We all know that earned income gets taxed in numerous ways, not only at the federal and state levels but also at the Social Security and Medicare, to name a few. It is also true that taxes are not easy to avoid, yet there are various ways to ward them off strategically. Check the following tax avoidance strategies for your best interest.


tax avoidance strategies

Aim for Long-term Capital Profits

Many do not understand that investing is one of the best ways of growing wealth. Apart from the benefit of putting your money in stocks, mutual funds, real estate, and bonds are a productive tax treatment for long-term capital profits. It must be understood that an investor with an asset for more than one year can enjoy a preferential tax rate of 0%, 15%, 20% on the capital benefit, based on your income level. In case your asset is held for less than 365 days before selling, the capital is going to be taxed as ordinary income rates. Moreover, it is very significant to develop an understanding of the difference between short-term and long-term capital benefits for growing wealth.


Start a Business

Do you know that a side business offers many tax benefits?

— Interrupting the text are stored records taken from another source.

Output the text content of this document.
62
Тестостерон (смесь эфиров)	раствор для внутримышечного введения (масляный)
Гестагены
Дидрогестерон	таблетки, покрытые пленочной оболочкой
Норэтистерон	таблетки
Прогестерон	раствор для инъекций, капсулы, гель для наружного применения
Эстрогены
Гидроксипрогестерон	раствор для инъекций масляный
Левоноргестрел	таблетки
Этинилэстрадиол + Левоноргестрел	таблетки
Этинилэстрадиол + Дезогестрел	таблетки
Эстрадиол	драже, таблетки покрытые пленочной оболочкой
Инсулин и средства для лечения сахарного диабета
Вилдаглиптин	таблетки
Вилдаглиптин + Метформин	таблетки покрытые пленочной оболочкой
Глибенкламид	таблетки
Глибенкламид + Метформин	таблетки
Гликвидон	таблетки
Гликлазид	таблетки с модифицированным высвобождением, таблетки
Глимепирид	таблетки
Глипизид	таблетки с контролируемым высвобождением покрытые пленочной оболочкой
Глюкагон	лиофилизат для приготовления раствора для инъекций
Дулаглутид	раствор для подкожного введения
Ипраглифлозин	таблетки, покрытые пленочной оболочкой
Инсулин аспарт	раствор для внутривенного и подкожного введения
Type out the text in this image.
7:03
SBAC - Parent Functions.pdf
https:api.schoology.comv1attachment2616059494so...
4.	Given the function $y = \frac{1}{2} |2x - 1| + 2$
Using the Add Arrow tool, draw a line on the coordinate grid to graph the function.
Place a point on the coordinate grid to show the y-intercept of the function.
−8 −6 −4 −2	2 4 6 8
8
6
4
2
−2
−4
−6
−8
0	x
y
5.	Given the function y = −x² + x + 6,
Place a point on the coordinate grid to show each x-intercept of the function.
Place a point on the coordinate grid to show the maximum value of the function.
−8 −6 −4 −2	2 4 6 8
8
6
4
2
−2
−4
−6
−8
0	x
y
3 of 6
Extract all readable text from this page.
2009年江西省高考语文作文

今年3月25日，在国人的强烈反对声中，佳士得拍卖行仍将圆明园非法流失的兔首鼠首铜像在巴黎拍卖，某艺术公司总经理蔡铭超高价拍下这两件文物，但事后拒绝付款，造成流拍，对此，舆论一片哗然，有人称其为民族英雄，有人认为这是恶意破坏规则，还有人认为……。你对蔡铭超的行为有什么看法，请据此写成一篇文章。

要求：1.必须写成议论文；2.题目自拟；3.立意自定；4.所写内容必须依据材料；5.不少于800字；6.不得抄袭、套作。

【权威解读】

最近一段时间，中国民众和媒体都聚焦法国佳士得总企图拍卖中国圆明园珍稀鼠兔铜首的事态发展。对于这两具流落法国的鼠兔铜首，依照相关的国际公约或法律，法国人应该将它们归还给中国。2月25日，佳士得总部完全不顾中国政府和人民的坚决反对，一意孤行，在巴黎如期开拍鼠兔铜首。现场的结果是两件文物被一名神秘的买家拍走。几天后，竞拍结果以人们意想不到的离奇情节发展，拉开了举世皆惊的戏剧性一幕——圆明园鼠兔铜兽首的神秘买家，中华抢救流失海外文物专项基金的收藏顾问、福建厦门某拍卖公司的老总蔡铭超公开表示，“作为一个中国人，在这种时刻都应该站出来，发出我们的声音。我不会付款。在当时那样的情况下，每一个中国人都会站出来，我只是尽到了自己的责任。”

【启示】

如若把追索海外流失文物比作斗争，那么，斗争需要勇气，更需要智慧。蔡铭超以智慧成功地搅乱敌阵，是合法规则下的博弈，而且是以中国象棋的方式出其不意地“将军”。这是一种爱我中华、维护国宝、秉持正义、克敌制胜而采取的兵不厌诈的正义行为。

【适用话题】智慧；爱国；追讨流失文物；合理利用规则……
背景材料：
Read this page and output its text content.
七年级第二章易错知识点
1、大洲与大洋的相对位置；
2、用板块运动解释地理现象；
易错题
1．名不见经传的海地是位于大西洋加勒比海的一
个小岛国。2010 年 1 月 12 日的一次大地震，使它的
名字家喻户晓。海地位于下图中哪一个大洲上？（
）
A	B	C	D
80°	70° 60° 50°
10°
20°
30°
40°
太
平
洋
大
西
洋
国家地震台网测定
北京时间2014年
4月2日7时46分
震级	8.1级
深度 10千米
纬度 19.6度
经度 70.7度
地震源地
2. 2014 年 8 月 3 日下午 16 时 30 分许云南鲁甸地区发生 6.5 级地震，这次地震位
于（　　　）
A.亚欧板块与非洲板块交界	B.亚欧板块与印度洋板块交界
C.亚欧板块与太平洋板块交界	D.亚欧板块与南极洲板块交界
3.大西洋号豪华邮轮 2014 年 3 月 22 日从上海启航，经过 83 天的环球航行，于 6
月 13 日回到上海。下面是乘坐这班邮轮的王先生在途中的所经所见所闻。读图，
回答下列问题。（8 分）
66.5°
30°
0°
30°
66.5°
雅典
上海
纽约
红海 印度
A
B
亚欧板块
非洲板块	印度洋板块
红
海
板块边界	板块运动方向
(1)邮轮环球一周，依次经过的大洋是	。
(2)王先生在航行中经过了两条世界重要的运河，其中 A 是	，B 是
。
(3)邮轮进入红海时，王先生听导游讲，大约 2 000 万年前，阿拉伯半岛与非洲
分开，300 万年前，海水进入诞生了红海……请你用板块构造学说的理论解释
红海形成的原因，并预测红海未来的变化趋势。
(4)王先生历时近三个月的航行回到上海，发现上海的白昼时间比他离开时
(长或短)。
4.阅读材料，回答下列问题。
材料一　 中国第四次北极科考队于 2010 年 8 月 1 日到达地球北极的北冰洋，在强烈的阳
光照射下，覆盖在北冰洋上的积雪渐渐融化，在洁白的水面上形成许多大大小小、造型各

Yes, when used in the way of daily business, different expenses can be reduced from the income, which decreases the tax obligation. Furthermore, significant tax deductions are health insurance premiums. Besides, if someone firmly follows the Internal Revenue Service (IRS) guidelines, a business owner can subtract their home expenses along with the home office reduction. Also, the amount of internet and utilities used in the business process can be deducted from the income.

Invest in Municipal Bonds

What many do not know is investing in municipal bonds is about lending money to the state government and local authority. It is done for an established number of interest payments over a scheduled period. After the maturity date of the bond is reached, the entire amount of the original investment is given to the buyer. The main reason is that municipal bonds do not come under federal taxes as well as exempted from the state and local levels at the same time.


Furthermore, municipal bonds are always known for having low default rates compared to the corporate bond equivalents.